Books vs. Internet and Co. in academia research

A lecturer (Tara Brabazon, here the Wikipedia entry) from the University of Brighton has banned her students from researching their essays on Google and Wikipedia, dubbing the phenomenon ‘The University of Google’ (Book from her). Speaking to the Brighton Argus newspaper Professor Tara Brabazon said thousands of students across the country, including those at the universities of Brighton and Sussex, were churning out banal and mediocre work by using what search engines provided them:

The education world has pursued new technology with an almost evangelical zeal and it is time to take a step back and give proper consideration of how we use it.

Too many students don’t use their own brains enough. We need to bring back the important values of research and analysis.

People have to pay to come to university now and what they are paying for is the knowledge, experience and guidance of people like myself.

There is a school of thinking that it should be about them directing their own learning but I think giving guidance is crucial.

I ban my students from using Google, Wikipedia and other websites like that. I give them a reading list to work from and expect them to cite a good number of them in any work they produce.

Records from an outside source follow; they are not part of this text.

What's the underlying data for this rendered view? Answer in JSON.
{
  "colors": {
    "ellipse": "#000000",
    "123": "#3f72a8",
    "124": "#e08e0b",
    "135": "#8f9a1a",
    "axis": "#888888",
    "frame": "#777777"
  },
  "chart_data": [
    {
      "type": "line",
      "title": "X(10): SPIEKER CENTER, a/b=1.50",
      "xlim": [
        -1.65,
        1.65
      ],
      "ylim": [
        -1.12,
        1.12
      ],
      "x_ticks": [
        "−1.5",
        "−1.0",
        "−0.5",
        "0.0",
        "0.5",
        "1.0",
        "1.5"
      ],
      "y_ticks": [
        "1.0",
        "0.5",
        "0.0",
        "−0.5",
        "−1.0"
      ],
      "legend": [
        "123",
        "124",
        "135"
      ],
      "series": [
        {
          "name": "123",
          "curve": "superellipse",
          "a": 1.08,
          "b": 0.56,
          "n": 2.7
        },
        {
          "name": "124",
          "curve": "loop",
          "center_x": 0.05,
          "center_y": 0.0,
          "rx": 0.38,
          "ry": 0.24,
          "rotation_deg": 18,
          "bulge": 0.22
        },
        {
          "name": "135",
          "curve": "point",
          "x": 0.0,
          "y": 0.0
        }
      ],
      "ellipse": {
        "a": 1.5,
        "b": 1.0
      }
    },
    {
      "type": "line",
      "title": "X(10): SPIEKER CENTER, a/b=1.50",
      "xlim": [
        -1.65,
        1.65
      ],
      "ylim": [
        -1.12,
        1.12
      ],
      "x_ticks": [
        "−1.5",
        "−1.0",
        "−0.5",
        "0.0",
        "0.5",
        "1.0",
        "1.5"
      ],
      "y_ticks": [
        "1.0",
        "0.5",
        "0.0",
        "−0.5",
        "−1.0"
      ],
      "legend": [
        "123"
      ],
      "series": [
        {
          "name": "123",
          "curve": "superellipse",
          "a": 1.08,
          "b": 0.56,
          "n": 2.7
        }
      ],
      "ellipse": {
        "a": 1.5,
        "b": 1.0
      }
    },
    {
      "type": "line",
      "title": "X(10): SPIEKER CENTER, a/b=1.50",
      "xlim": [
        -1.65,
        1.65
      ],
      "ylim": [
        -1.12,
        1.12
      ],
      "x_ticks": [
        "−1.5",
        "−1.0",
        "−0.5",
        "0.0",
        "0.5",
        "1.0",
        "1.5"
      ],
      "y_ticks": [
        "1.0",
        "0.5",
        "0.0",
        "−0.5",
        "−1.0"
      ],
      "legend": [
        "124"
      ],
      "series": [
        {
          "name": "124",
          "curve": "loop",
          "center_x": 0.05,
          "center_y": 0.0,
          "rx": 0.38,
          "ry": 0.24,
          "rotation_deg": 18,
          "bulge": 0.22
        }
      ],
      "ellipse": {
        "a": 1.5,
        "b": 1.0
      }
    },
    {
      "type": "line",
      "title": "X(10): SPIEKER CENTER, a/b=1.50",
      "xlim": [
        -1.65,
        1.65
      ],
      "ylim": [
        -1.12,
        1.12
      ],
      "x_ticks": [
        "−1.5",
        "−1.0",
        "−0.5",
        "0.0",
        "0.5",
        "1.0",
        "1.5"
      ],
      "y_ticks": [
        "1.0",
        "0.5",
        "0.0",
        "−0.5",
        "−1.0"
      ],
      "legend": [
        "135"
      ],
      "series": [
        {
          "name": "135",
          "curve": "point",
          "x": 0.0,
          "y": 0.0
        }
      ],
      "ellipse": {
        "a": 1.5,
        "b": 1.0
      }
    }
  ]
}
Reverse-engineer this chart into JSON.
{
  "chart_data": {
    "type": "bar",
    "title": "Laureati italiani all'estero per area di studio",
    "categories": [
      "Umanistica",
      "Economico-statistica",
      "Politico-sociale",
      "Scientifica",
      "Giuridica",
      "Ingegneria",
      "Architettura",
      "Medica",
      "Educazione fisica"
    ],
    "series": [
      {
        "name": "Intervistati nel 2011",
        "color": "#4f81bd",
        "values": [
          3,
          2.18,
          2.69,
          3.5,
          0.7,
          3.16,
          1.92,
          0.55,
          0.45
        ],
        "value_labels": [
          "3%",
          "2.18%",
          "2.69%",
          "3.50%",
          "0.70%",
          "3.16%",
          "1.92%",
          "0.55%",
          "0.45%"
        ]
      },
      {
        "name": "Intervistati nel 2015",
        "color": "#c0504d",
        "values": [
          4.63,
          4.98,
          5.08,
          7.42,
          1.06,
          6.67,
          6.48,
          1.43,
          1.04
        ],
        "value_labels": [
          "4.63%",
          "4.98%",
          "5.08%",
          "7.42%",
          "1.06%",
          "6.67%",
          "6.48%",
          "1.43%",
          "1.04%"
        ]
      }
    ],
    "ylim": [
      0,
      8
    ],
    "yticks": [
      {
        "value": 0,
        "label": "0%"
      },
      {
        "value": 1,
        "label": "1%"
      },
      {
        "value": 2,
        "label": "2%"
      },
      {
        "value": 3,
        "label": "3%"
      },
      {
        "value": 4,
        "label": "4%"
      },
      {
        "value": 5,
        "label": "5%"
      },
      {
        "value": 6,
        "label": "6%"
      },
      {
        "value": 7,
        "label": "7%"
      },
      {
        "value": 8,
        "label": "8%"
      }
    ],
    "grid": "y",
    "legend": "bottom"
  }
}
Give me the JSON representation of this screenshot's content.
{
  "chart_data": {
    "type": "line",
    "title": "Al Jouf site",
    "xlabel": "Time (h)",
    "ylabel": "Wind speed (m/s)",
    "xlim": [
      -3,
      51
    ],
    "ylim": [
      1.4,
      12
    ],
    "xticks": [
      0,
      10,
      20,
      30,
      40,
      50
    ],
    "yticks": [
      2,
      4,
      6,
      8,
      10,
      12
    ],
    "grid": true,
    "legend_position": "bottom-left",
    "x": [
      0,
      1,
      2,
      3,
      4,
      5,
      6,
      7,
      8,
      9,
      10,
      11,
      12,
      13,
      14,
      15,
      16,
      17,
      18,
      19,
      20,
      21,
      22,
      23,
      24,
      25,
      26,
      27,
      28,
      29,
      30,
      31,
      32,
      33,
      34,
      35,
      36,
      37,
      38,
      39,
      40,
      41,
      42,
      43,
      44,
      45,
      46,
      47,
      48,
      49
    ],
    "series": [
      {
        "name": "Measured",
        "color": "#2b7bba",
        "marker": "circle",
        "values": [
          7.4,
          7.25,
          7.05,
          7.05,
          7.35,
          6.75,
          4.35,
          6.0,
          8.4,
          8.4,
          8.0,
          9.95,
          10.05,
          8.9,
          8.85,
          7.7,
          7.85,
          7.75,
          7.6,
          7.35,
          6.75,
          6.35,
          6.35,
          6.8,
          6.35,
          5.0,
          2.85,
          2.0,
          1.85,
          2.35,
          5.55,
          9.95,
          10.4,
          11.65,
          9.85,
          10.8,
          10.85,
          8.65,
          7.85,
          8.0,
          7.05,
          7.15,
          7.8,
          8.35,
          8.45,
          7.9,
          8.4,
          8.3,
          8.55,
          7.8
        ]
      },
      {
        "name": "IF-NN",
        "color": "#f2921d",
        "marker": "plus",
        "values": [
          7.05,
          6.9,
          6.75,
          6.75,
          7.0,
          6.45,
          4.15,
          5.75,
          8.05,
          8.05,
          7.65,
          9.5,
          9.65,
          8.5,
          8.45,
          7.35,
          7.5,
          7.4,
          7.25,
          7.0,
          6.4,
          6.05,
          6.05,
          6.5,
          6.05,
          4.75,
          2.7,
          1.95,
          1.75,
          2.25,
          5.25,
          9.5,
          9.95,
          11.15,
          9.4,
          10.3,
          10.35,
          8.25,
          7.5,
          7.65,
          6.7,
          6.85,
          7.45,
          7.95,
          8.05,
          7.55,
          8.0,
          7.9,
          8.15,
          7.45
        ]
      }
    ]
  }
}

I want students to sit down and read. It’s not the same when you read it online. I want them to experience the pages and the print as much as the digitisation and the pixels. Both are fine but I want them to have both, not one or the other, not a cheap solution.

I think she’s right about the points mentiont from her above, which adresses higher education nowadays in our embraced new information age. I skipped through her stunning CV - and in terms of historical evidence (i think) - we can’t let print die (btw some parts will die, some will continue to thrive for their existence … here).

Lectures should address this issue of the reading list vs. search engine. I am sure to get a glibs about a topic, Wikipedia and other digital resources arn’t wrong. But to rely only on digital resources (in your essay, study) which are not from an academic background - isn’t the purpose of visiting university and finishing after 3 years with a BSc. Again: …

There is a school of thinking that it should be about them directing their own learning but I think giving guidance is crucial.

We need to bring back the important values of research and analysis.

Jenny wrote:

How ridiculous! I’m a non-fiction author and use google all the time as a starting point for research. I also use books and primary sources but google is a vital resource and shouldn’t be banned as long as the students also know how to do hard copy research.

Luke wrote:

… the issue here just demonstrates a failure on the part of the university to teach their students how to evaluate and compare sources to ensure their accuracy.

Ahmed Ibrahim:

Academics should be embracing the technology of the internet as other sources of reliable information, and thus should be awarded the credit due for the extra time taken to research a genuine not often published in textbooks but published often through Google Scholar.

Sean:

The whole point is that journals books and so forth go under review. Any pleb can claim to be an expert and post information on a website.

Is it Gutenberg vs. Wikipedia/Google Scholar/Internet?

I think the the issue which arises by using any internet source or Wikipedia entry to back your essay/thesis is that the internet/Wikipedia entry might not be as much credential/backing like any academic book/paper.

Surely - Tara Brabazon is really worried about Libraries and their future.

Through education, we can make a difference. Through teaching, we recognise what we need to learn. But without libraries and librarians, we lose a way of thinking.

The revolution will not be shushed: guerrilla librarians fight for literacy

But to turn down new ways of research without no sign of tolerance or accompanying style is way too much. The other point of the whole story is when we look at the work of the Wikimedia Foundation and Google and CO.. There is a lot of hard work ahead to show and convince the old guild ( eg. pre- and post-Gutenberg) that the internet isn’t evil and doesn’t mean the destruction of literacy, intelligence and academia work. They have to work on that to have something like an academic flavour and spread it with nice PR and word-of-mouth marketing.

General Q: How do YOU show the others what we are doing and how it makes the world better?